Since time immemorial, First Nations people have lived in and around the Peace River Valley.  Indigenous people are deeply connected to the land.  Our customs, beliefs and values, still alive today, are shaped by our relationship with the landscape, the wildlife and the seasons.

The first peoples in this area speak Beaver and Cree. In 1899, the British Empire signed Treaty 8 with the peoples living in what we now call the Peace Regions of Alberta, British Columbia, Saskatchewan and the Northwest Territories. The treaty acknowledges our rights “for as long as the sun shines, the grass grows and the rivers flow.”

original farmhouse at the Ardill Ranch

original farmhouse at the Ardill Ranch

Along the upper Peace River, Fort St. John was established in 1794.  The Old Fort, as it is now called, was BC’s first non-indigenous settlement .

Homesteaders came from across Canada and overseas to our verdant valley in the late 1800s.  Many of the families farming, ranching and living around the Peace River today can trace our generational roots to those first settlers. 

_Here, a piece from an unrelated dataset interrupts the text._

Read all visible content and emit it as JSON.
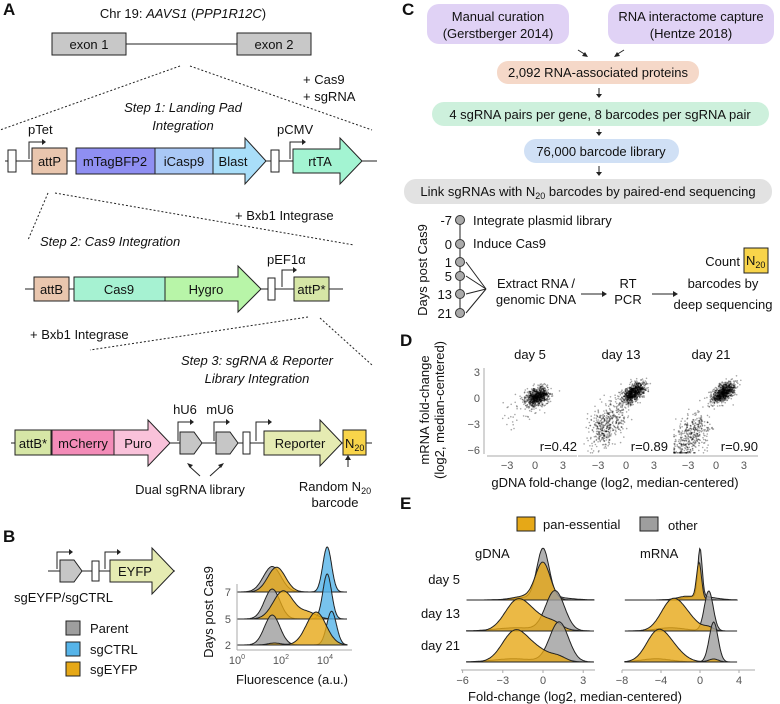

cities, villages and rural residences are found all along the Peace River valley

cities, villages and rural residences are found all along the Peace River valley

Today, descendants of the Peace River’s first peoples live in Dawson Creek, Moberly Lake, Hudson’s Hope, Fort St. John, Peace River and other outlying towns, villages and rural areas. Our bustling communities also welcome newcomers each year, who find themselves
falling in love with the Peace.

For many residents of the Peace area, the magnificent breaks and glittering river below represent more than where we live.  The vast scope of the valley and the wildness of the land is expressed in us: the energy and enthusiasm of the northern people.